Lawyers who have argued cases before Supreme Court nominee Sonia Sotomayor call her “nasty,” “angry” and a “terror on the bench,” according to the current Almanac of the Federal Judiciary — a kind of Zagat’s guide to federal judges.
The withering evaluation of Judge Sotomayor’s temperament stands in stark contrast to reviews of her peers on the 2nd U.S. Circuit Court of Appeals. Of the 21 judges evaluated, the same lawyers gave 18 positive to glowing reviews and two judges received mixed reviews. Judge Sotomayor was the only one to receive decidedly negative comments.
Judge Sotomayor’s demeanor on the bench will be one of the issues the Senate Judiciary Committee tackles when she appears for her confirmation hearing. A lack of a good temperament has been used as a line of attack against nominees in the past - most notably conservative Judge Robert H. Bork, whose nomination to the Supreme Court was defeated.
But several lawyers and legal scholars on a call organized by the White House said the criticism is misplaced and that Judge Sotomayor’s legal acumen is overwhelming.
“She does not suffer fools gladly,” said Kevin Russell, a partner for Howe & Russell P.C. who argued a case before Judge Sotomayor about respiratory ailments suffered by the men and women who cleaned up ground zero after the Sept. 11 terrorist attacks. “I guess it is predictable that some of those fools would then complain about it.”
Much of the public vetting of Judge Sotomayor, whom President Obama nominated to be the first Hispanic woman to sit on the nation’s highest court, has focused on her range of rulings on hot-button social issues.
Although the same lawyers who chastised her temperament gave her high marks on her legal abilities, Judge Sotomayor was the only member of the 2nd Circuit to receive a universally negative review of her temperament.
“She really lacks judicial temperament. She behaves in an out-of-control manner. She makes inappropriate outbursts,” one lawyer told the almanac. Another said she “abuses lawyers.”
The authors of the almanac interviewed at least eight lawyers who practice regularly before the judges and granted them anonymity so that they could provide candid assessments, said Megan Rosen, the editor of the almanac. The guide profiles every federal judge.
Ms.
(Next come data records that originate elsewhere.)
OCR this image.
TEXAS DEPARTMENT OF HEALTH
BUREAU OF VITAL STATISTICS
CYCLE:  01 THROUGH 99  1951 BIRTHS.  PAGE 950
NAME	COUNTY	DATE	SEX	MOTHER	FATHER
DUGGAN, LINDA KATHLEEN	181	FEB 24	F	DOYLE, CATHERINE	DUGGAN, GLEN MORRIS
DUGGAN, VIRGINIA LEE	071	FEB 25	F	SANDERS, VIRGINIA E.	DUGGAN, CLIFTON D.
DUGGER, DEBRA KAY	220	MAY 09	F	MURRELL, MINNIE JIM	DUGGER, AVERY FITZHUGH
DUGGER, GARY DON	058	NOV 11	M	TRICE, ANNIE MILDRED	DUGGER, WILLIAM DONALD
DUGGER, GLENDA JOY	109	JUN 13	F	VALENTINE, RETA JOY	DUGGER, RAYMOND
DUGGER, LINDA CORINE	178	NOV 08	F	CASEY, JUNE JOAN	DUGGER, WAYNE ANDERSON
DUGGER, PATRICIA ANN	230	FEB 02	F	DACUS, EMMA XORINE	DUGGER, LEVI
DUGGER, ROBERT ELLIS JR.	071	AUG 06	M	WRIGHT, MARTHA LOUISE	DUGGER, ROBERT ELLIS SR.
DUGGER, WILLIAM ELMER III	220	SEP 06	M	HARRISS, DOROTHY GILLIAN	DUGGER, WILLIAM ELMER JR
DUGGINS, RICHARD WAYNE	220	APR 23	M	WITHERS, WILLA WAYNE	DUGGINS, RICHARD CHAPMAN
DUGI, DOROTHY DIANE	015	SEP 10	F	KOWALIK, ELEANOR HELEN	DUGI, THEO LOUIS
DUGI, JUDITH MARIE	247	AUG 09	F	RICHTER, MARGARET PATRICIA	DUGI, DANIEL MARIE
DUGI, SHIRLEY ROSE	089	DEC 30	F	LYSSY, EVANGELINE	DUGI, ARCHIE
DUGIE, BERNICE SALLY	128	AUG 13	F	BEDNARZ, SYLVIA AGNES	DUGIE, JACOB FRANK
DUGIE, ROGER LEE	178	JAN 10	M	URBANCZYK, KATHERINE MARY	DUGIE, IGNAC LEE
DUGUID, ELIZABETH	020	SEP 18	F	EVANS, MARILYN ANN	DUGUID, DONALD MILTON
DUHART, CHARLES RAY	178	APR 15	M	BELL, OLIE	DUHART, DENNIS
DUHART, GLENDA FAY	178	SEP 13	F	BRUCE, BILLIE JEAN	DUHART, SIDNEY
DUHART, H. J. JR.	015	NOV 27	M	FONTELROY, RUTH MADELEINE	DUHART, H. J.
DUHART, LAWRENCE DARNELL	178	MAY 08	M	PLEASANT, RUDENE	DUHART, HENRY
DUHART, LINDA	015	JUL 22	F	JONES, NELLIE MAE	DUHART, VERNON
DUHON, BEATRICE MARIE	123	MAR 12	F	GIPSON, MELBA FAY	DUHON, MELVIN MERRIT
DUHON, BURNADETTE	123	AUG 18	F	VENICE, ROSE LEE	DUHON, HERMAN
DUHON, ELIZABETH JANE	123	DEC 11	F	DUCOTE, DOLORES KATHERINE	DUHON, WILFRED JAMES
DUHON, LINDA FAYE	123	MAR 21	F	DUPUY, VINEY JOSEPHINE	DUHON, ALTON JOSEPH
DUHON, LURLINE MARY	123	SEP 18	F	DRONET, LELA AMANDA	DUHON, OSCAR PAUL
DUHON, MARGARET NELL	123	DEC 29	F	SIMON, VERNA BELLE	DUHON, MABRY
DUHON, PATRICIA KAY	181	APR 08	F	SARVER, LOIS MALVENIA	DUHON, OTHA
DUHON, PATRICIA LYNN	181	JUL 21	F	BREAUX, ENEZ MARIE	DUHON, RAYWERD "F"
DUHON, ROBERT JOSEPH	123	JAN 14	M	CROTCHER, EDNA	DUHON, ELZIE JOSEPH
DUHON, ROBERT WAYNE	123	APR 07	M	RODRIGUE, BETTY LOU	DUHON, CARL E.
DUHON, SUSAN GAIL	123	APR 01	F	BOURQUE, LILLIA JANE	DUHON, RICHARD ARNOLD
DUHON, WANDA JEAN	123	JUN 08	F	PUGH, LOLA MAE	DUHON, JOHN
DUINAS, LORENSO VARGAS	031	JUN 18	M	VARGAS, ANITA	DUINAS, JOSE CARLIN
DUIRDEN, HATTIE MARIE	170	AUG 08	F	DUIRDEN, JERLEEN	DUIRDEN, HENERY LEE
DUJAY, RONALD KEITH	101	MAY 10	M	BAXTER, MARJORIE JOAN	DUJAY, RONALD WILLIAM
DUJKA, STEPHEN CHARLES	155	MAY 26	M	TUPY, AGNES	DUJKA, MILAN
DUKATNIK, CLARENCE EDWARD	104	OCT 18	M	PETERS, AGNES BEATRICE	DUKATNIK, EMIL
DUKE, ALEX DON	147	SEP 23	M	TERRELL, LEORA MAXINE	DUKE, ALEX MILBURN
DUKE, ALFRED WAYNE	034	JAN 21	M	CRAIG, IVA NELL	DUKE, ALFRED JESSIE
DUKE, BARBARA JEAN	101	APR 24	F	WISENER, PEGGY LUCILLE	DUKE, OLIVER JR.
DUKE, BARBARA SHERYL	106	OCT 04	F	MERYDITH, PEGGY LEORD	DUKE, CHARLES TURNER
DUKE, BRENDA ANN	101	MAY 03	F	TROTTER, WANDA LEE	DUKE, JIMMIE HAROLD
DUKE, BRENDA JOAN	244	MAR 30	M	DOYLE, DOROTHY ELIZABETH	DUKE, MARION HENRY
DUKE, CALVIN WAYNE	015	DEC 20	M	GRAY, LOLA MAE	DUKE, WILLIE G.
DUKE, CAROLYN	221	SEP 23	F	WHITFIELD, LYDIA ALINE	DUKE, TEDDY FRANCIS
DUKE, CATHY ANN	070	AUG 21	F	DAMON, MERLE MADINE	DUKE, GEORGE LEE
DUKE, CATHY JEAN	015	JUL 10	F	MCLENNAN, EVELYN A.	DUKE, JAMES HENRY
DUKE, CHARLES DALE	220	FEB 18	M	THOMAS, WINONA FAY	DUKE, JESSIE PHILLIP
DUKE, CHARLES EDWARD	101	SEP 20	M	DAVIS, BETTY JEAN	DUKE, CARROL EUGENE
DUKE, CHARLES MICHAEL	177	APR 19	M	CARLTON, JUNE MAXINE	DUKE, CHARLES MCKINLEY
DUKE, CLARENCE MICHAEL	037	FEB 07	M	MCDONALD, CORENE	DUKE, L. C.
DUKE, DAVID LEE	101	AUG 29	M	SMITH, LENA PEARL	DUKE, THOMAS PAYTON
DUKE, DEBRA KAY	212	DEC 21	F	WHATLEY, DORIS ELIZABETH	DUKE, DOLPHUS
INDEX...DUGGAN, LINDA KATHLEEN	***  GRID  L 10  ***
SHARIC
Rosen said that although Judge Sotomayor’s evaluations in the area of temperament were harsh, lawyers clearly respect her abilities - something not true of every judge reviewed in the almanac.
“Generally, when lawyers have respect for a judge it shows in all their other categories,” Ms. Rosen said. “If you know it’s just the general demeanor of the judge, it can help ease some of the tension that would otherwise be there.”
The lawyer reviews cover the rulings, political leanings and legal abilities of the jurists. The almanac, published in November, said Judge Sotomayor writes good opinions, is liberal but careful to follow precedent and has good legal abilities.
“She is a direct and candid questioner,” said Thomas H. Dupree Jr., a former U.S. deputy assistant attorney general who has argued five cases before Judge Sotomayor since 2007.
People often mistake her intensity for aggression and anger, Judge Sotomayor told the Associated Press in 1998.